Du drap blanc, on voit dépasser, à peine, la semelle d'un mocassin et, dès lors, on en déduit que la tête est l'autre bout, là où apparaît une grande tache de sang. Les passants regardent, maintenus à distance par quelques policiers. Personne ne sait ce qu'on attend, qui doit venir, un procureur ou un légiste, sans doute les deux.
Un uniforme précise à des journalistes que le gars a des papiers ukraiiniens au nom d'Alexander Nolinsky, et une carte de presse. Celui qui a tiré, les témoins parlent tous d'un homme seul, était un professionnel. Les deux balles, gros calibre, ont fracassé la boîte crânienne. Imparable. Et le tueur serait parti à pied.
Très vite, un blond à l'accent germanique dit à ses collègues qu'il le connaissait un peu. Il s'était réfugié en Autriche, avant de venir en Belgique. Ils avaient travaillé sur des sujets communs. Mais il enquêtait aussi sur des affaires troubles, en free-lance. Il a dû toucher du lourd, mettre son nez où il ne fallait pas.

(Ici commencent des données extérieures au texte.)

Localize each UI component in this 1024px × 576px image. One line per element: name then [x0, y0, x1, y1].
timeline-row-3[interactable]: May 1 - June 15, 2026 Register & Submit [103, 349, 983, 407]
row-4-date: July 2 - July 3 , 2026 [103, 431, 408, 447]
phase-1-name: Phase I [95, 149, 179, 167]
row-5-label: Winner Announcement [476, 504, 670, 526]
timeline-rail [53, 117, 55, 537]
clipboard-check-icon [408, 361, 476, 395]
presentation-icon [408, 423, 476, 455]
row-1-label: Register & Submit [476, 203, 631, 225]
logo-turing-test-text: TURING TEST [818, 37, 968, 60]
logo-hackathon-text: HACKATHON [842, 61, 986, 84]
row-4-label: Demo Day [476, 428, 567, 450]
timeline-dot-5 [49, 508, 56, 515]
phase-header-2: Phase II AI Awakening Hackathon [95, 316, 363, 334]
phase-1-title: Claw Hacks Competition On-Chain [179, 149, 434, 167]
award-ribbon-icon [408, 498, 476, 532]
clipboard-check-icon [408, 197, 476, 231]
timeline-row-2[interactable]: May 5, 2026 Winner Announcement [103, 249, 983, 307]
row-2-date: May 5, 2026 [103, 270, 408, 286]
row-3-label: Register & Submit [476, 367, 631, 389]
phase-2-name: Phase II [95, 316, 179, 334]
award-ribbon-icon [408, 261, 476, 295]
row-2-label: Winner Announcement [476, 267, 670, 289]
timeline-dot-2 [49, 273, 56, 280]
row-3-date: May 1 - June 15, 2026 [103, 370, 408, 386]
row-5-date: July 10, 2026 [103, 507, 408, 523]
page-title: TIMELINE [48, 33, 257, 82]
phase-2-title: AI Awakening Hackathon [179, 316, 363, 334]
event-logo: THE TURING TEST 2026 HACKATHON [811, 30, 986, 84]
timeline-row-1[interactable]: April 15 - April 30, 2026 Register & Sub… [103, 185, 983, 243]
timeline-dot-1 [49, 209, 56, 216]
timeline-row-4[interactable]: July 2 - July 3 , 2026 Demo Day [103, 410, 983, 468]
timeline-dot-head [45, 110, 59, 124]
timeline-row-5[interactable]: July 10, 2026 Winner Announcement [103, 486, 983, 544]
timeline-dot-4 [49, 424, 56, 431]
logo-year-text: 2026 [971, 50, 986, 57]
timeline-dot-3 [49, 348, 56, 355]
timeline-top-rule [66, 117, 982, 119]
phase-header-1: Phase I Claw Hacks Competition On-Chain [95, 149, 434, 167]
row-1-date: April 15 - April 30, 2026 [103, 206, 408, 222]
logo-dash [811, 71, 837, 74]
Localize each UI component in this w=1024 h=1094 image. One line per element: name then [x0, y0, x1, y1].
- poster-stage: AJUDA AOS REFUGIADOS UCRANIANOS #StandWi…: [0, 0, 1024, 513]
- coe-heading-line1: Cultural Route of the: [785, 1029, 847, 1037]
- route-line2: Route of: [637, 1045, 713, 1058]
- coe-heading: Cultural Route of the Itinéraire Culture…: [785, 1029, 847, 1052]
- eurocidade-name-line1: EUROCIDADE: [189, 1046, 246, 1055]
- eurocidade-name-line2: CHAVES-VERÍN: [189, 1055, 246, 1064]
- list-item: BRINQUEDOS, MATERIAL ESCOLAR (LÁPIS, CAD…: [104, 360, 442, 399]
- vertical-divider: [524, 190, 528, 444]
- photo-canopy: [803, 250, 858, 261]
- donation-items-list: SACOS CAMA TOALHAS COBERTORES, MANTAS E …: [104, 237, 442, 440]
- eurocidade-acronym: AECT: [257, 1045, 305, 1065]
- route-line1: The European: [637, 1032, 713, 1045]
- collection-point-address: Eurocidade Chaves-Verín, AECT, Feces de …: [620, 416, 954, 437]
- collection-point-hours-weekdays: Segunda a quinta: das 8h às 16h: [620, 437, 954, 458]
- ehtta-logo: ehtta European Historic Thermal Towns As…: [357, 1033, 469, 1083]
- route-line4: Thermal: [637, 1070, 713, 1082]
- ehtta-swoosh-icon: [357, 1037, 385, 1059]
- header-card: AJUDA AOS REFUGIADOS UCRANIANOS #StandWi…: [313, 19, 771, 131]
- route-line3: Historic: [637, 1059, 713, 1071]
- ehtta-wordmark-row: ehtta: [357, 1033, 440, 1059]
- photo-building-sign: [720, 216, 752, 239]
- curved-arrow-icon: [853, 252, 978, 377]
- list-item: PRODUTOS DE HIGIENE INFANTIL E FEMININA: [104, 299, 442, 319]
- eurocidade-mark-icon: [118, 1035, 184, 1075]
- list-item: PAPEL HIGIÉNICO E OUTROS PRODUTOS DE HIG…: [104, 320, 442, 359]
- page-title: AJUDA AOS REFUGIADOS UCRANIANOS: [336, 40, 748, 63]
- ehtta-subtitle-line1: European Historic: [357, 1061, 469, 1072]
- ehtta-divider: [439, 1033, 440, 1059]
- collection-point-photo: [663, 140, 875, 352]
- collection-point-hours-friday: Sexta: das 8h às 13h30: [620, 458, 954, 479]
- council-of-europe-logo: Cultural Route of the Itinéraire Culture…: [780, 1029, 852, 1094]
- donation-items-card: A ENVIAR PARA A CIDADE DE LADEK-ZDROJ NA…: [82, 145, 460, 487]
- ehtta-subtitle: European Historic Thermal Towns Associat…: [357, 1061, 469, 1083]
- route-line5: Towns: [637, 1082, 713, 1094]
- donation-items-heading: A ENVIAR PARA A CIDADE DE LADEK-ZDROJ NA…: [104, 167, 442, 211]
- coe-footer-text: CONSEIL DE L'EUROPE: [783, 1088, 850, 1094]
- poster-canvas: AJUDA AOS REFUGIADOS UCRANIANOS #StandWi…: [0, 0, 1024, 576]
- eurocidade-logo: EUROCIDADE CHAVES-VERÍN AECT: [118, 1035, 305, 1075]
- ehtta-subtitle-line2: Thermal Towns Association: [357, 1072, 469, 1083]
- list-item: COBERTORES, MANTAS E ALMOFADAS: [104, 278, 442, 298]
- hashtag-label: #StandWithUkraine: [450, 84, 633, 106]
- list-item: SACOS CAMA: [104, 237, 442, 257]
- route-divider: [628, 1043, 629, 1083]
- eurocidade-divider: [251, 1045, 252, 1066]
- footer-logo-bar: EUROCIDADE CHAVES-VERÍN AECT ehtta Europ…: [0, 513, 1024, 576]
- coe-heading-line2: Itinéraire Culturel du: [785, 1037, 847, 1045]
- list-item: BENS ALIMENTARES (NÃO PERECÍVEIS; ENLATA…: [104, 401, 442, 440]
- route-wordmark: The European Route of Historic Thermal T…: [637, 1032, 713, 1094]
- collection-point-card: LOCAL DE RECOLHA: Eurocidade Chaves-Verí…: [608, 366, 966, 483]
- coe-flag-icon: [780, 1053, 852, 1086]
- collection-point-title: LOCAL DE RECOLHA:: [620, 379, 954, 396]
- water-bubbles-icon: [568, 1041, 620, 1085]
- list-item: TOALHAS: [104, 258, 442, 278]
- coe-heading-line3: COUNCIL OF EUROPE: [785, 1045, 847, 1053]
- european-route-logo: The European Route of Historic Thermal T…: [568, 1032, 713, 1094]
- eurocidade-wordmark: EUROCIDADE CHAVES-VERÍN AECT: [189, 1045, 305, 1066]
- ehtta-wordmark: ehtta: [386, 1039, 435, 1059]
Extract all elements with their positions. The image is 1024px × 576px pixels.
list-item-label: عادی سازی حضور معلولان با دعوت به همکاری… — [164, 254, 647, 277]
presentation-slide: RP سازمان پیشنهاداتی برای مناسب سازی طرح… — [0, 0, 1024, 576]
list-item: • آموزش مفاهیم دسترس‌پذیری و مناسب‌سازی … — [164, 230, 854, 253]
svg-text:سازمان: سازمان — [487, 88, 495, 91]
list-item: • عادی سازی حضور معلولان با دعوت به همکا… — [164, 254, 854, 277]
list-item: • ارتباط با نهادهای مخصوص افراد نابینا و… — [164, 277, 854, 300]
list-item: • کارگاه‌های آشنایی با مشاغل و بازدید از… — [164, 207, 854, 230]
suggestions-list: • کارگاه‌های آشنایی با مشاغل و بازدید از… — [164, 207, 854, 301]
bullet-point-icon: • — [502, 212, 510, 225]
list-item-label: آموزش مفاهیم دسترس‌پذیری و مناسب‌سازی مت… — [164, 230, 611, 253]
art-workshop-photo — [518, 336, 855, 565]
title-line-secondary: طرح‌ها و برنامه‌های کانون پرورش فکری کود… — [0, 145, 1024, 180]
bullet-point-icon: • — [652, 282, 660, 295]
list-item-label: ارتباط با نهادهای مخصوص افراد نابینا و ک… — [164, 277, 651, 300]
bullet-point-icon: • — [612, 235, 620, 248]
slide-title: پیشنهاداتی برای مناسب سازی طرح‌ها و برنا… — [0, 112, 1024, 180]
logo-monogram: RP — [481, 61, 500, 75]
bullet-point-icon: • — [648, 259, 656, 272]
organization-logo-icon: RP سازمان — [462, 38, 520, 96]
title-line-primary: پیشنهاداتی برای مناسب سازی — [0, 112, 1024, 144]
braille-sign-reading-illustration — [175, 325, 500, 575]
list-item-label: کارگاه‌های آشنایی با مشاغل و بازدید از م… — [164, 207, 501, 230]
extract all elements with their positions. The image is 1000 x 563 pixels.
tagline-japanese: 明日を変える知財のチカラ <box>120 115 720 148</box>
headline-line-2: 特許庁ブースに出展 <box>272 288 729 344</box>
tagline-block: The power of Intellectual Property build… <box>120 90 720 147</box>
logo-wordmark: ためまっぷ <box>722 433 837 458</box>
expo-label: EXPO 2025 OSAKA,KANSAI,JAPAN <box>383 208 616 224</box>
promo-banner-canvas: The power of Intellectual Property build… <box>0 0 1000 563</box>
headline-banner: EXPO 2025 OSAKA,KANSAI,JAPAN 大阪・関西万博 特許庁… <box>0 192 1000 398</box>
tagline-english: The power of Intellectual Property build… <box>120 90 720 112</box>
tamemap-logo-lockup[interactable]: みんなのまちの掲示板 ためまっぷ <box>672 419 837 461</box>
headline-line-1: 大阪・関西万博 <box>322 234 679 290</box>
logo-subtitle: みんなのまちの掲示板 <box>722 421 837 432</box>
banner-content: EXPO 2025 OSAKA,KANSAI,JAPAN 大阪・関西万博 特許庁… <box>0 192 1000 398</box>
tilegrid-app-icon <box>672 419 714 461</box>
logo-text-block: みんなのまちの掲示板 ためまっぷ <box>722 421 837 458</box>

Vu que cette histoire s'est passée en plein centre ville, à deux heures de l'après-midi, il n'est pas question de faire comme si. Le problème est de savoir jusqu'où on peut aller. Un autre blond, plus gros et rouge, vient dire que l'information est déjà sur le Net, avec quelques précisions sur la victime. On ne peut décidément pas balayer ça en une phrase. Pas la peine non plus d'en faire un titre. À la douzième minute du journal, cela suffira, avec quelques images du corps sous le drap blanc et la voix du présentateur en off.
Il y a d'abord des inondations en Flandre, triste spectacle, puis la réunion des ministres de l'économie de l'Union Européenne.
-Font chier. De toute manière... dit Marie, en se levant de table. Je vais chercher les fruits. Tu veux quoi ? Pomme ou poire ?
-Poire.
Quand elle revient, elle voit le drap blanc, quelques secondes.
-C'est qui ?
-Pas dit. Un gars qui s'est fait buter, visiblement. Encore un mec pas clair, à tous les coups. En fait, j'aurais bien pris une pomme.